H-Soz-u-Kult Review-Symposium:

Versäumte Fragen. Deutsche Historiker im Schatten des Nationalsozialismus


Nachgeholte Antworten?
Nachtrag zur Diskussion des Bandes 'Versäumte Fragen. Deutsche Historiker im Schatten des Nationalsozialismus', hrsg. von Rüdiger Hohls und Konrad H. Jarausch

von Univ.-Prof. Dr. Mitchell Ash, Universität Wien - Email: <mitchell.ash@univie.ac.at>

Einst herrschte über die Geschichte der Wissenschaften im Nationalsozialismus eine Standarderzählung vor. Und da diese Erzählweise immer noch durch die deutsche politische Kultur geistert (sie ist auch andernorts von Nutzen, wenn auch manchmal mit anderen Vorzeichen) ist es zweifelhaft, ob man wirklich in der Vergangenheit reden soll. Drei ihrer wesentlichen Bestandteile können wie folgt - bewusst vereinfacht - formuliert werden:

1. Auf der Personenebene war (und bleibt) die Standarderzählung eine Geschichte von Wissenschaftlern, die von anderen (Politikern und Bürokraten) gelenkt wurden, sich vom Faszinosum Hitler oder ideologischen Illusionen (z.B. deutschnationalen Hoffnungen) haben verführen lassen.

2. Auf der Ebene der wissenschaftlichen Ideen und Praxis war (und bleibt) die Standarderzählung eine Geschichte von Pseudowissenschaft, die "wirkliche" Wissenschaft ersetzen sollte.

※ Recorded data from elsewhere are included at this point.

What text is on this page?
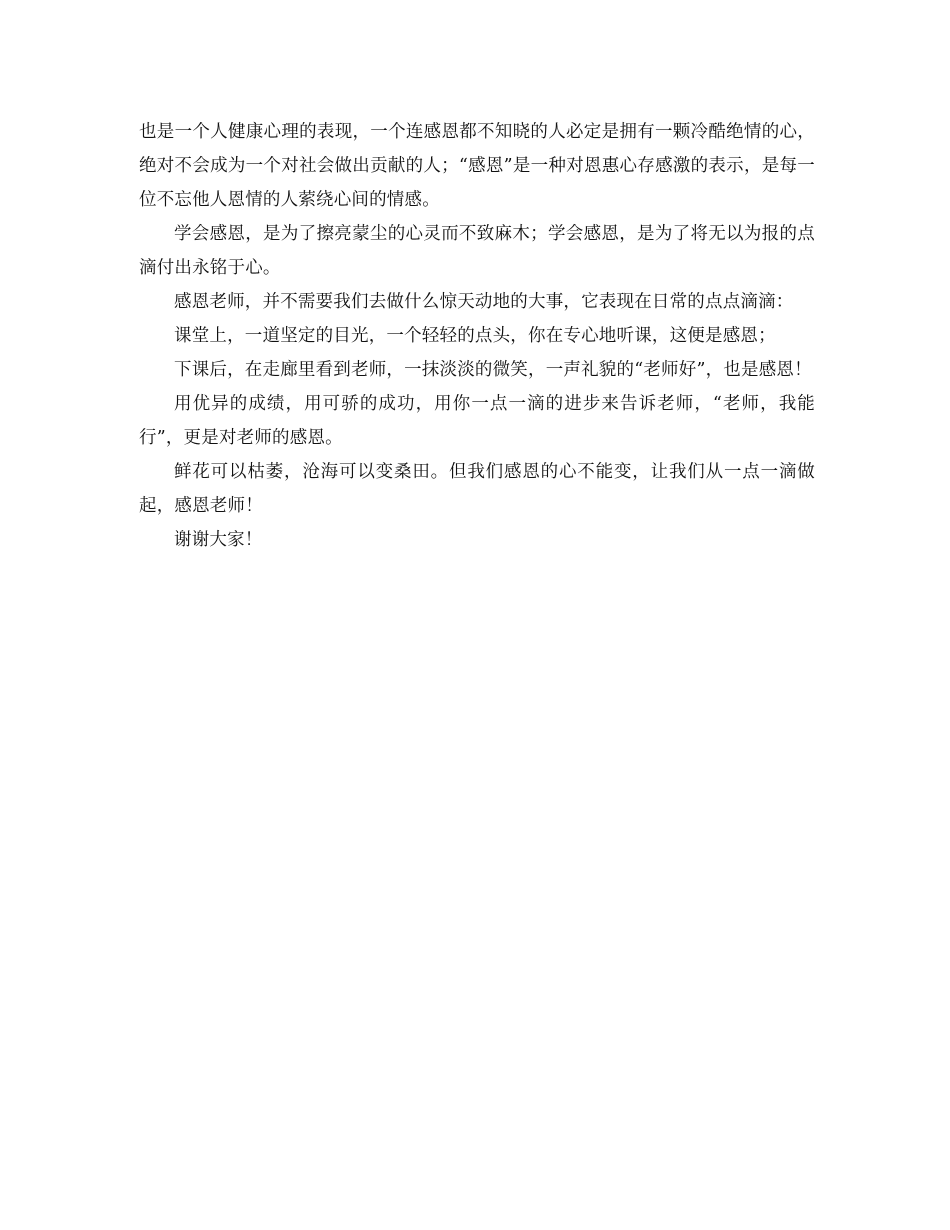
也是一个人健康心理的表现，一个连感恩都不知晓的人必定是拥有一颗冷酷绝情的心，绝对不会成为一个对社会做出贡献的人；“感恩”是一种对恩惠心存感激的表示，是每一位不忘他人恩情的人萦绕心间的情感。

学会感恩，是为了擦亮蒙尘的心灵而不致麻木；学会感恩，是为了将无以为报的点滴付出永铭于心。

感恩老师，并不需要我们去做什么惊天动地的大事，它表现在日常的点点滴滴：

课堂上，一道坚定的目光，一个轻轻的点头，你在专心地听课，这便是感恩；

下课后，在走廊里看到老师，一抹淡淡的微笑，一声礼貌的“老师好”，也是感恩！

用优异的成绩，用可骄的成功，用你一点一滴的进步来告诉老师，“老师，我能行”，更是对老师的感恩。

鲜花可以枯萎，沧海可以变桑田。但我们感恩的心不能变，让我们从一点一滴做起，感恩老师！

谢谢大家！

3. Auf der Ebene einer allgemeinen Deutung der nationalsozialistischen Zeit und ihrer Stellung in der deutschen Geschichte war (und bleibt) die Standarderzählung die Geschichte eines Rückfalls in die Barbarei, d.h. des Missbrauchs von an sich wertneutralen Errungenschaften der Moderne.

In der unmittelbaren Nachkriegszeit hatte dieser Diskurs eine entlastende Funktion. So wurde es möglich, diejenigen, die sich eindeutig als Nazis exponiert hatten, aus den jeweiligen Disziplinen auszugrenzen, die überwiegende Mehrheit als 'einfache Mitläufer' wieder kollegial zu begrüssen und zur neuen Tagesordnung überzugehen, ohne die Inhalte der Forschung und Praxis im Nationalsozialismus näher thematisieren zu müssen.[1]

Seit den 80er Jahren hat eine Vielzahl wissenschaftshistorischer Arbeiten in mehreren Ländern die eben umrissene Standardererzählung gründlich in Frage gestellt. Der Bruch mit dem tradierten Muster und die Wende zu einer kritischen, wissenschaftshistorisch fundierten Auseinandersetzung wurde allerdings in verschiedenen Disziplinen zu unterschiedlichen Zeiten vollzogen. Im Allgemeinen lässt sich sagen, dass die Mathematik sowie die Natur- und Technikwissenschaften - mit Ausnahme der Chemie - bereits Ende der 70er Jahre thematisiert wurden, während die Sozialwissenschaften, insbesondere die Psychologie und die Soziologie, in den 80er Jahren folgten.[2] In diesen Fällen gingen die meisten deutschsprachigen Arbeiten aus Initiativen hervor, die in der Studentenbewegung der 60er Jahre wurzelten bzw. sich von dieser inspirieren liessen. Im Vergleich hierzu sind die Geisteswissenschaften jedoch - abgesehen von einigen wichtigen Einzelarbeiten, darunter die bereits mehrfach zitierten Werke von Helmut Heiber über Walter Frank und Volker Losemann zur Alten Geschichte - erst in den 90er Jahren mit gleicher Stärke thematisiert.[3] Die Gründe für diese vergleichsweise späte Thematisierung sind noch ungeklärt. Angesichts der inzwischen hinlänglich bekannten Befunde zur Rolle der Naturwissenschaften, der Technik und der Medizin in den beiden zentralen Projekten des NS - dem Eroberungskrieg einerseits und der so genannten 'Reinigung' des Volkskörpers mittels Zwangssteriliserung und dann Euthanasie andererseits - kann dies aber nicht etwa daran liegen, dass gerade die Geisteswissenschaften am meisten zu verantworten hätten!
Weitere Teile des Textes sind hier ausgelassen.